Je n’ai aucune difficulté à abandonner mes personnages. Un seul m’a poursuivi après un tournage, celui de Mohamedou Ould Slahi dans Coupablel’histoire authentique d’un Mauritanien détenu arbitrairement pendant près de quinze ans à Guantanamo. Pour être crédible, je ne m’étais pas épargné, j’avais demandé à être enchaîné avec de vraies menottes, mal nourri, et même à subir la torture du simulation de noyade utilisée par l’armée américaine pour simuler une noyade. Trois semaines après la fin du tournage, je me suis levé comme si j’étais encore sur le plateau…

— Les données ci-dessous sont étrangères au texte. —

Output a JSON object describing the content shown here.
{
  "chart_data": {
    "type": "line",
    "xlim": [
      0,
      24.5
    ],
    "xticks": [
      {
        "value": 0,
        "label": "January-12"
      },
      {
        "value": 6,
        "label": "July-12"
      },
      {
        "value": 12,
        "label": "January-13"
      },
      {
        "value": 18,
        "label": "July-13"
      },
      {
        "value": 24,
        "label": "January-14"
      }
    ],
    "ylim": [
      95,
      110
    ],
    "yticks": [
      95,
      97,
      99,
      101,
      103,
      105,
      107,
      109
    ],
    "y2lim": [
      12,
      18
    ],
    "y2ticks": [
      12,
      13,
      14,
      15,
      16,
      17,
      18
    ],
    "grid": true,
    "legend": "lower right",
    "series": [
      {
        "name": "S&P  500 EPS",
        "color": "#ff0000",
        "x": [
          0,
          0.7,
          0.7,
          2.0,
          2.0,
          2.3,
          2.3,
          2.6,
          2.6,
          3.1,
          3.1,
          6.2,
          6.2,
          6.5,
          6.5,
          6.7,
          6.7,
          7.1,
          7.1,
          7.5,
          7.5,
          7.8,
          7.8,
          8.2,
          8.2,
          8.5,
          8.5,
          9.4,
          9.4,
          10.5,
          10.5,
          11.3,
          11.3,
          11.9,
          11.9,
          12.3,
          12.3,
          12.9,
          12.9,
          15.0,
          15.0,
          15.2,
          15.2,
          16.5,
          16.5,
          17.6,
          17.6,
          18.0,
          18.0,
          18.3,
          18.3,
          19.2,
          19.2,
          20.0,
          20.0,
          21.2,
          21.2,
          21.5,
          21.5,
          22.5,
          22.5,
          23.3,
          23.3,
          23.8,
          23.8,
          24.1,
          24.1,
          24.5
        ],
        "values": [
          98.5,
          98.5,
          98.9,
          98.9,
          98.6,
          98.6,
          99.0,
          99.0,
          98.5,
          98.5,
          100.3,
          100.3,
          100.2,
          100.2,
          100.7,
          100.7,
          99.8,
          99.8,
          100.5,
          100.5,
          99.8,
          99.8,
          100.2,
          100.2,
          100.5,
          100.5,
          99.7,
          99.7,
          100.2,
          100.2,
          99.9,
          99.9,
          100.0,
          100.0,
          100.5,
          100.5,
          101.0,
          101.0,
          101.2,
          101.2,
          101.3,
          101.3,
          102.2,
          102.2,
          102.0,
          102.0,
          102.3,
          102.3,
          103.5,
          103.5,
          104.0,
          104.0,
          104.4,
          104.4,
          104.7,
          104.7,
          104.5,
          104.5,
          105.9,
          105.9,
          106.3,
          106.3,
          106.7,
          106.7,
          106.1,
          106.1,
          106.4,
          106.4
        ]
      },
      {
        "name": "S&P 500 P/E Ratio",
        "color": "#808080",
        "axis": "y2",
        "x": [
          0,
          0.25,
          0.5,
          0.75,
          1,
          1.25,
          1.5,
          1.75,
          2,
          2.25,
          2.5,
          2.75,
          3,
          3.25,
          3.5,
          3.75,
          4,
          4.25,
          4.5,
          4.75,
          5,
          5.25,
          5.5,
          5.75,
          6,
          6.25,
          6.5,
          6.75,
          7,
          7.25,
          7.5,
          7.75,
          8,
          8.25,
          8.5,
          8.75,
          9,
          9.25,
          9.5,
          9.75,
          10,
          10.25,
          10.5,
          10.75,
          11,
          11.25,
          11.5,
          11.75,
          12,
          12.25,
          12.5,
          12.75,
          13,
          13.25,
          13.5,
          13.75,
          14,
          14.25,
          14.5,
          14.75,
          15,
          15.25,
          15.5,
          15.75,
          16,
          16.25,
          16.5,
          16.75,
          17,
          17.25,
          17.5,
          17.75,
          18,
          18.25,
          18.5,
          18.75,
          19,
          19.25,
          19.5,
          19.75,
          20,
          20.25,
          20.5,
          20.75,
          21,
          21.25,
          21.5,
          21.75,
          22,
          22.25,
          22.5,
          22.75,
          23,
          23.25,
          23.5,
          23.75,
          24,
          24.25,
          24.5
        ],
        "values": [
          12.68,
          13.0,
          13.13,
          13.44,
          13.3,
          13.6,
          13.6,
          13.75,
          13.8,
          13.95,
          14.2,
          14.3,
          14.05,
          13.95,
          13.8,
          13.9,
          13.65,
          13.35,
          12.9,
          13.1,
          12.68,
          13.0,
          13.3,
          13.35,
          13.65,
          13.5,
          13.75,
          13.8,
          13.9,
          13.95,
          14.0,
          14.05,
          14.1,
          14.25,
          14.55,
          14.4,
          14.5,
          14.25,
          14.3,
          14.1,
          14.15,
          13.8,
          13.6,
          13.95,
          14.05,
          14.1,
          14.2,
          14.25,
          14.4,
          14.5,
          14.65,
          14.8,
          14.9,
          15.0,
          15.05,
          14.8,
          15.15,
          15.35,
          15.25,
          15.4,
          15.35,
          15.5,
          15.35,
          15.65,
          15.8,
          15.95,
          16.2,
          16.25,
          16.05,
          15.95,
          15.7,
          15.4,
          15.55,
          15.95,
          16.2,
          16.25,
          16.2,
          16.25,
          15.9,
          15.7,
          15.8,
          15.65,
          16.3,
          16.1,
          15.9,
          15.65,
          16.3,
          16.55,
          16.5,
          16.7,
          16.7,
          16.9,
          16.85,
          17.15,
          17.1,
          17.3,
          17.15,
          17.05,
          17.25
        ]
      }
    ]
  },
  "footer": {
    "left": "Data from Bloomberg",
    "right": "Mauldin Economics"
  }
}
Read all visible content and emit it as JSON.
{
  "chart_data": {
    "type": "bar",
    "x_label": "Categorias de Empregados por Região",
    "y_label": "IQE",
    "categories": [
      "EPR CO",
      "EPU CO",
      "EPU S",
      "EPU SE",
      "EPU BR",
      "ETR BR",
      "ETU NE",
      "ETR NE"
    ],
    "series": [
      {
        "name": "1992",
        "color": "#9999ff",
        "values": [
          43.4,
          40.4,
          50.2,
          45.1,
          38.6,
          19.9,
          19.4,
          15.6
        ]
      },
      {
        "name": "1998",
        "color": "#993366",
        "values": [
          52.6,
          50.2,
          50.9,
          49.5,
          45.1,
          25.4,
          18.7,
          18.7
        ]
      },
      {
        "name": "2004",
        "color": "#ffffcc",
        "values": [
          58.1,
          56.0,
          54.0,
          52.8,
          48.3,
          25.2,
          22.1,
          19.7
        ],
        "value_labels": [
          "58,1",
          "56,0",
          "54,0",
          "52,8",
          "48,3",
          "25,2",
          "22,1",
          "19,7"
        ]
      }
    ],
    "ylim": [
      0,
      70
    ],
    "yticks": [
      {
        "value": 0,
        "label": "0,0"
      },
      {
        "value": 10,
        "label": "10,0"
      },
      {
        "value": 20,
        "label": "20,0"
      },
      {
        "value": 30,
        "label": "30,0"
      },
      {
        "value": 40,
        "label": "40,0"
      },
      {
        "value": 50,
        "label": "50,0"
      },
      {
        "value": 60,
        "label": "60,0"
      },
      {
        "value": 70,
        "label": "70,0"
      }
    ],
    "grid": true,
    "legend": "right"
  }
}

Comme Charles Aznavour, vous avez très vite mené une carrière internationale. Est-ce la nécessité d’échapper à l’assignation à résidence ?
Je ne suis pas un fugitif, mais après le succès deUn prophète de Jacques Audiard en 2009, j’ai reçu de nombreux rôles d’« Arabe de service », de trafiquant de drogue, de terroriste… Mais j’ai toujours refusé d’être un « job acteur », autrement dit de porter une étiquette. Comme le disait si bien Jean Gabin, “Une carrière se construit sur des non”. Et puis, j’ai toujours eu le goût des voyages, depuis toute petite dans les Résidences, mon quartier aux portes de Belfort. N’ayant pas les moyens de m’offrir un billet d’avion, je suis entré dans l’ascenseur de ma tour, j’ai appuyé sur un bouton et, à chaque étage, j’ai découvert des parfums, des musiques, des langues venues d’ailleurs. Mes voisins étaient maghrébins, juifs, africains, vietnamiens, turcs, français, même si je déteste l’expression. Et c’était merveilleux, je le dis sans excentricité. Aujourd’hui, l’une des plus grandes bêtises que j’entends et observe dans notre pays est la division des cultures ; au lieu de les additionner, on pointe du doigt l’autre, l’étranger. En plus, Monsieur Aznavourmême s’il ne délivre aucun message politique, raconte comment un fils d’immigrés arméniens est devenu un monument de la culture française dans le monde. C’est utile de le rappeler en ces temps sombres et tourmentés que traverse la France.